Short and long-term energy intake patterns and their implications for human body weight regulation

Abstract

Adults consume millions of kilocalories over the course of a few years, but the typical weight gain amounts to only a few thousand kilocalories of stored energy. Furthermore, food intake is highly variable from day to day and yet body weight is remarkably stable. These facts have been used as evidence to support the hypothesis that human body weight is regulated by active control of food intake operating on both short and long time scales. Here, we demonstrate that active control of human food intake on short time scales is not required for body weight stability and that the current evidence for long term control of food intake is equivocal. To provide more data on this issue, we emphasize the urgent need for developing new methods for accurately measuring energy intake changes over long time scales. We propose that repeated body weight measurements can be used along with mathematical modeling to calculate long-term changes in energy intake and thereby quantify adherence to a diet intervention and provide dynamic feedback to individuals that seek to control their body weight.
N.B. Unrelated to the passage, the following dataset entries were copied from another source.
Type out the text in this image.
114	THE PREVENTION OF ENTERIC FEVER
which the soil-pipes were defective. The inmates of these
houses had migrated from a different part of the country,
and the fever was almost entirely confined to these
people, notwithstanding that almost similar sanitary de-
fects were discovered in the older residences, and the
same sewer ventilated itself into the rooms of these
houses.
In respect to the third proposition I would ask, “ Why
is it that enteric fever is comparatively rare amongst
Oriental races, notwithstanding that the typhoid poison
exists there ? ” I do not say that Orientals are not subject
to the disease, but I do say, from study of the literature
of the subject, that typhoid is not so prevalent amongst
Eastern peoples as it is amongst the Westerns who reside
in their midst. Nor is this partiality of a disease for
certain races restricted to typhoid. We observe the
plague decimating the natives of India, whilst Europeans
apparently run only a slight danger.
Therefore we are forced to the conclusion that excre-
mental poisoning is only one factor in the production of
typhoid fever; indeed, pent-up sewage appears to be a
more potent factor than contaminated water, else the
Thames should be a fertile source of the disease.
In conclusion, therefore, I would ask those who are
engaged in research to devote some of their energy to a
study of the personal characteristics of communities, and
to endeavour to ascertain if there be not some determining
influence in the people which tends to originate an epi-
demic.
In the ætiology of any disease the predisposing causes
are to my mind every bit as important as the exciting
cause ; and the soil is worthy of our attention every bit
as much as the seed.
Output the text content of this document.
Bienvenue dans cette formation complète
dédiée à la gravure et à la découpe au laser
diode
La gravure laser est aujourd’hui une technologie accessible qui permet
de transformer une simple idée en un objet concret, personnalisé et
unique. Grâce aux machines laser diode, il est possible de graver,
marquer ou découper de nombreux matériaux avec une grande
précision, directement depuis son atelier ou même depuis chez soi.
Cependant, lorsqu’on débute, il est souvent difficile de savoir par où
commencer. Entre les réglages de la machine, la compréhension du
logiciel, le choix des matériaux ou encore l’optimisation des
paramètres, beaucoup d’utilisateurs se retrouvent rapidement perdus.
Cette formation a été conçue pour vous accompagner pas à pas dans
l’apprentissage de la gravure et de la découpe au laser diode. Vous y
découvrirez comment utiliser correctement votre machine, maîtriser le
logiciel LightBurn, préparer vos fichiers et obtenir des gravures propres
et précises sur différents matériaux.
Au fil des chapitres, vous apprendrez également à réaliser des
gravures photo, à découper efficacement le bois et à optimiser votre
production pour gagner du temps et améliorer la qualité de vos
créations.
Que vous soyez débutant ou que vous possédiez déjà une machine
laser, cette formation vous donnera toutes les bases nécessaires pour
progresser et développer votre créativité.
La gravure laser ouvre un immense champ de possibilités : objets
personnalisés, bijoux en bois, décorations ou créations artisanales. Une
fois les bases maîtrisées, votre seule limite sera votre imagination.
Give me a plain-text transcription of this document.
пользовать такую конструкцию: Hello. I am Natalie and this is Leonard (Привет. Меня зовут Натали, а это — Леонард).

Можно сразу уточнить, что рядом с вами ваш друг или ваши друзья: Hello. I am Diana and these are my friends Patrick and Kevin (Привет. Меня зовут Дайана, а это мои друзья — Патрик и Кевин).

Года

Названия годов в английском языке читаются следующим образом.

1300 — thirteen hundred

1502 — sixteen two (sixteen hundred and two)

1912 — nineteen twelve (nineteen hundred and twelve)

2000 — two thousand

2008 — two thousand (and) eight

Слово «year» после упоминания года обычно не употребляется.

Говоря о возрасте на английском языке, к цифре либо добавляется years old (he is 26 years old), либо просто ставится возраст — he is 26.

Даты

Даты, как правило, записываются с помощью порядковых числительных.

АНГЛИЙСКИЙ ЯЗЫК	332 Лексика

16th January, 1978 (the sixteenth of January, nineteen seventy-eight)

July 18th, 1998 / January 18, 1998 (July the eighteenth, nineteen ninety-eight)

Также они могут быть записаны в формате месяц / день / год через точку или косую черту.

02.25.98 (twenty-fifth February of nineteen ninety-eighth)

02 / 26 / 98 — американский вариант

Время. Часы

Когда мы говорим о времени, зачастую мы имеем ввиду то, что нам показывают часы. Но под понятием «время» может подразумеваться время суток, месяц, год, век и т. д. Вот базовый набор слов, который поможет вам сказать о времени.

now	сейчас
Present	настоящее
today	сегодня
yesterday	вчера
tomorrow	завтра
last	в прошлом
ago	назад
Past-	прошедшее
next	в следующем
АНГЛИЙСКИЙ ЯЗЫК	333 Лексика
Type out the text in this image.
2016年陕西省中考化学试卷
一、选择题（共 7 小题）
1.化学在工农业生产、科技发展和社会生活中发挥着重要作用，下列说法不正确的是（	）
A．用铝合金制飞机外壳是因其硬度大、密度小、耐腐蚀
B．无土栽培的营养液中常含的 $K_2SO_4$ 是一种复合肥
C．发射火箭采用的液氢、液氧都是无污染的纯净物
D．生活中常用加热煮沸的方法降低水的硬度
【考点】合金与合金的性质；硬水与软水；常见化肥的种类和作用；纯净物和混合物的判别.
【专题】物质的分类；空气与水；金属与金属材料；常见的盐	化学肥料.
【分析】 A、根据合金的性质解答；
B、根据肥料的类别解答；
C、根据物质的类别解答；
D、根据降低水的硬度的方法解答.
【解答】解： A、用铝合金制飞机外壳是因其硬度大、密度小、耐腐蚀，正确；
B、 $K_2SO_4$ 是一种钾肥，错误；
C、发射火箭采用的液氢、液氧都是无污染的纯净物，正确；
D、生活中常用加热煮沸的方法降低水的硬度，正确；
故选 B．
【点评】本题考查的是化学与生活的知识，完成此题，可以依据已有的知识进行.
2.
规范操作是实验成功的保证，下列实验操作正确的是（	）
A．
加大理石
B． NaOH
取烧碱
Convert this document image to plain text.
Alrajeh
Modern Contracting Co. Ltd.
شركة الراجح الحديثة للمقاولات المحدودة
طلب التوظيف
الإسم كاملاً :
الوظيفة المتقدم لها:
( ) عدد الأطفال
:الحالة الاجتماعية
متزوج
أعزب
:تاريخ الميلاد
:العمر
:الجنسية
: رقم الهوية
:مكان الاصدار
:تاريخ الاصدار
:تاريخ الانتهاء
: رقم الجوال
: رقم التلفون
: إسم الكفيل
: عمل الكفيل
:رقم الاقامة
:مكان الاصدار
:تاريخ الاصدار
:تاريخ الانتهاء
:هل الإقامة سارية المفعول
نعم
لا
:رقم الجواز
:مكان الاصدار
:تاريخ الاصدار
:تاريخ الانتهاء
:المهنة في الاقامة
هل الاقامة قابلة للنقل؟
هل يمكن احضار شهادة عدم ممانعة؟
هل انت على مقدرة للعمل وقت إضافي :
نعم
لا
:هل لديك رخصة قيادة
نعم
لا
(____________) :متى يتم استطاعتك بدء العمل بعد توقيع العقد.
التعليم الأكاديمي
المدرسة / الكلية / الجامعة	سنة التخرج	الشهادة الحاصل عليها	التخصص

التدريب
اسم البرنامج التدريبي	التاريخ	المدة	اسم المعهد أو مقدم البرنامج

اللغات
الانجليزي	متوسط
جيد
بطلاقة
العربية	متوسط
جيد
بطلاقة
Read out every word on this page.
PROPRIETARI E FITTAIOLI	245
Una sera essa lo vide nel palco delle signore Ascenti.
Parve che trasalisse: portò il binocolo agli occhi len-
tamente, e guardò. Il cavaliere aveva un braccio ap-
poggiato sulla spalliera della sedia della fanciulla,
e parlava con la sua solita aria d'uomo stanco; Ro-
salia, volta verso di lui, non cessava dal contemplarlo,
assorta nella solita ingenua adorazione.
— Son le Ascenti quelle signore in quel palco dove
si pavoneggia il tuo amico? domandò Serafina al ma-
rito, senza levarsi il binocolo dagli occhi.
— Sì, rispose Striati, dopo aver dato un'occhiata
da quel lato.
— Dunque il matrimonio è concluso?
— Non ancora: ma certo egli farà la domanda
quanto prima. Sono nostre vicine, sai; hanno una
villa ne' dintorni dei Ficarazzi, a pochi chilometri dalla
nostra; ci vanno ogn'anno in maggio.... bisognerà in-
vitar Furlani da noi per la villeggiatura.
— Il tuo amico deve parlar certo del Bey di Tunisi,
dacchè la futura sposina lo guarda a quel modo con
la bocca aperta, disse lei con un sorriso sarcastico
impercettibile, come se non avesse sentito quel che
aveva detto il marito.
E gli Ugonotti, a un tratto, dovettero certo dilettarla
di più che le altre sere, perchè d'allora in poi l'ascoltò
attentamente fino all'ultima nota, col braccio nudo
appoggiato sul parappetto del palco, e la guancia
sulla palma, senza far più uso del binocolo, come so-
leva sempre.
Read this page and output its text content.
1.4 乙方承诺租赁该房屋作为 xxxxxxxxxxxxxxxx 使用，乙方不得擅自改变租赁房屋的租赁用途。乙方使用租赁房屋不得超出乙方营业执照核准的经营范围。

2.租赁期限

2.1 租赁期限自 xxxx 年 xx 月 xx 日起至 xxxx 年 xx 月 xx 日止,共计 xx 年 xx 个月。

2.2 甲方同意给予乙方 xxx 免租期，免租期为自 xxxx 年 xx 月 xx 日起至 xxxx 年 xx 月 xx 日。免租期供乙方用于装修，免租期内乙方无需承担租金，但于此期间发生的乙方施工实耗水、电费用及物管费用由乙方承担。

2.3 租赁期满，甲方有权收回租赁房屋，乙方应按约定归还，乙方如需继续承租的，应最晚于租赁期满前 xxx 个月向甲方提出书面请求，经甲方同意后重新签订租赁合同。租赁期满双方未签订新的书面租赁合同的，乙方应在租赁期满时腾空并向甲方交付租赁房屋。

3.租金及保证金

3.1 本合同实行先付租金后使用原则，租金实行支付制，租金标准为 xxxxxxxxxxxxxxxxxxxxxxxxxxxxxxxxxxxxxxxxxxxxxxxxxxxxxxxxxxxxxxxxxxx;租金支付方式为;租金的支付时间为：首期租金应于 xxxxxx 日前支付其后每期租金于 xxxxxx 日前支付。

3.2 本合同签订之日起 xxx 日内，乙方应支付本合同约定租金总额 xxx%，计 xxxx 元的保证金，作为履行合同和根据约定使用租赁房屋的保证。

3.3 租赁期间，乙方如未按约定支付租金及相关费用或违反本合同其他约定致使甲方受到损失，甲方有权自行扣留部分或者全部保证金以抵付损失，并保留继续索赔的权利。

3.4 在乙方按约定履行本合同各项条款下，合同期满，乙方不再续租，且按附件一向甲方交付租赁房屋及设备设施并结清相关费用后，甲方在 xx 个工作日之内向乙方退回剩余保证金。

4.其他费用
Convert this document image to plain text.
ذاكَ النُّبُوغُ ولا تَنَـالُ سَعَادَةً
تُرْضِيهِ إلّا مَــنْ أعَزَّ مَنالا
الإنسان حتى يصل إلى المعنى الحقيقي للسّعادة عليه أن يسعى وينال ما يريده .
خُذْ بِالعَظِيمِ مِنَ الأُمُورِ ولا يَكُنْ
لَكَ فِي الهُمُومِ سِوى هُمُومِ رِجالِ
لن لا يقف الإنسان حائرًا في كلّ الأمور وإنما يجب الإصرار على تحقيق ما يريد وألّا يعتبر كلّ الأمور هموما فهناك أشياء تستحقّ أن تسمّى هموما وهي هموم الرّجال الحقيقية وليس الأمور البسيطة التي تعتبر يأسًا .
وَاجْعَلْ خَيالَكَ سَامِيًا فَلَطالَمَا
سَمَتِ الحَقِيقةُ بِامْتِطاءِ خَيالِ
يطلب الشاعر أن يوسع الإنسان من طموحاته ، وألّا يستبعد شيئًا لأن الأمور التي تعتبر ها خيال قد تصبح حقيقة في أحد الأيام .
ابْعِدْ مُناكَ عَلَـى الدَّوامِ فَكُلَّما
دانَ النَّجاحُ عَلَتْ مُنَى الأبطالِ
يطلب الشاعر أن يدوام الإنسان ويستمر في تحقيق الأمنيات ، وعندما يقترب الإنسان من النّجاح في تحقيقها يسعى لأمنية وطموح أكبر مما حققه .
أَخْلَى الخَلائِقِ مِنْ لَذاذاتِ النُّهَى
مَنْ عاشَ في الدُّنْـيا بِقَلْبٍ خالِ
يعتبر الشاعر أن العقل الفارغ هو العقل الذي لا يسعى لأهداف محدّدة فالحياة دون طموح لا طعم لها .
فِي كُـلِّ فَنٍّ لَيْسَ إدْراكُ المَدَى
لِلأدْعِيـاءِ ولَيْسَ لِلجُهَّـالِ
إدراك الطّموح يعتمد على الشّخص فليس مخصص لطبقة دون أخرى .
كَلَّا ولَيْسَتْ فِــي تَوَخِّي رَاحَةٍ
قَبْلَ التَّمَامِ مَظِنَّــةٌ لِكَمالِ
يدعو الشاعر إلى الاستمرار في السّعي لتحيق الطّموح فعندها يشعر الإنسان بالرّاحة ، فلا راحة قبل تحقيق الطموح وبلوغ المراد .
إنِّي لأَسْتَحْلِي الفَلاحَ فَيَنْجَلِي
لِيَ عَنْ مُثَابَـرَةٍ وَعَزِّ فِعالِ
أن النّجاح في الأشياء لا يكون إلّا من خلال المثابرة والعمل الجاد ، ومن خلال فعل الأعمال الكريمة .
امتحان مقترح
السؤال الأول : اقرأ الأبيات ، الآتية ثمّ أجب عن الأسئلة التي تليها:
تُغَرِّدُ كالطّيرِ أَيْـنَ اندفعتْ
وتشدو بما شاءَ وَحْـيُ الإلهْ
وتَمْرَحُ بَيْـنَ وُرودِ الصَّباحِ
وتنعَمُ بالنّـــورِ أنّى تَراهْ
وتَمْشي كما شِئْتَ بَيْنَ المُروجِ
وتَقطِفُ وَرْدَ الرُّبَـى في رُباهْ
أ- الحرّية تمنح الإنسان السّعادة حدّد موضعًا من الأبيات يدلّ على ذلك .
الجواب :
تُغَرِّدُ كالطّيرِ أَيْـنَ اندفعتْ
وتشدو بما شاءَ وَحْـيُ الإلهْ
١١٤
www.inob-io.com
Keywords: Body weight regulation; Energy balance; Energy intake; Feedback control; Food intake; Mathematical model.

Figure 1

Large daily fluctuations of energy intake and energy balance lead to little variation of body weight. (A) Daily energy intake data and computer simulated energy expenditure of a participant in the Beltsville one year dietary intake study [8]. (B) Weekly body weight data and computational model simulations illustrating the relative stability of body weight.

Figure 2

Simulated weight loss plateau and regain as a result of loss of diet adherence. (A) A prescribed 750 kcal/d reduction in baseline energy intake was predicted to result in a body weight trajectory falling within the green curves. However, weight loss typically plateaus after 6–8 months and is often followed by slow regain. (B) The gray curve shows the simulated daily energy intake changes underlying the body weight trajectory. The red curve is the 28 day moving average and the filled black circles and blue curves are the estimated average energy intake and its 95% confidence interval calculated using only the body weight data.

Figure 3

Schematic of a method for personalized model-based feedback control of body weight. Using individual anthropometric and demographic data, a personalized mathematical model of metabolism is created to plan a lifestyle intervention to achieve a goal body weight in a specified time frame. By monitoring body weight and physical activity repeatedly, adherence to the intervention can be calculated and used iteratively to provide quantitative feedback regarding revised body weight predictions or changes in the prescribed intervention required to achieve the body weight goal.

Figure 4

Hypothetical implementation of model-based feedback control of body weight. (A) After weight loss plateaued at 6 months, the control method was implemented to provide feedback on the loss of diet adherence and the revised diet prescription required to achieve the weight loss goal. (B) Continued monitoring of body weight allows for sustained monitoring of adherence to the prescribed intervention.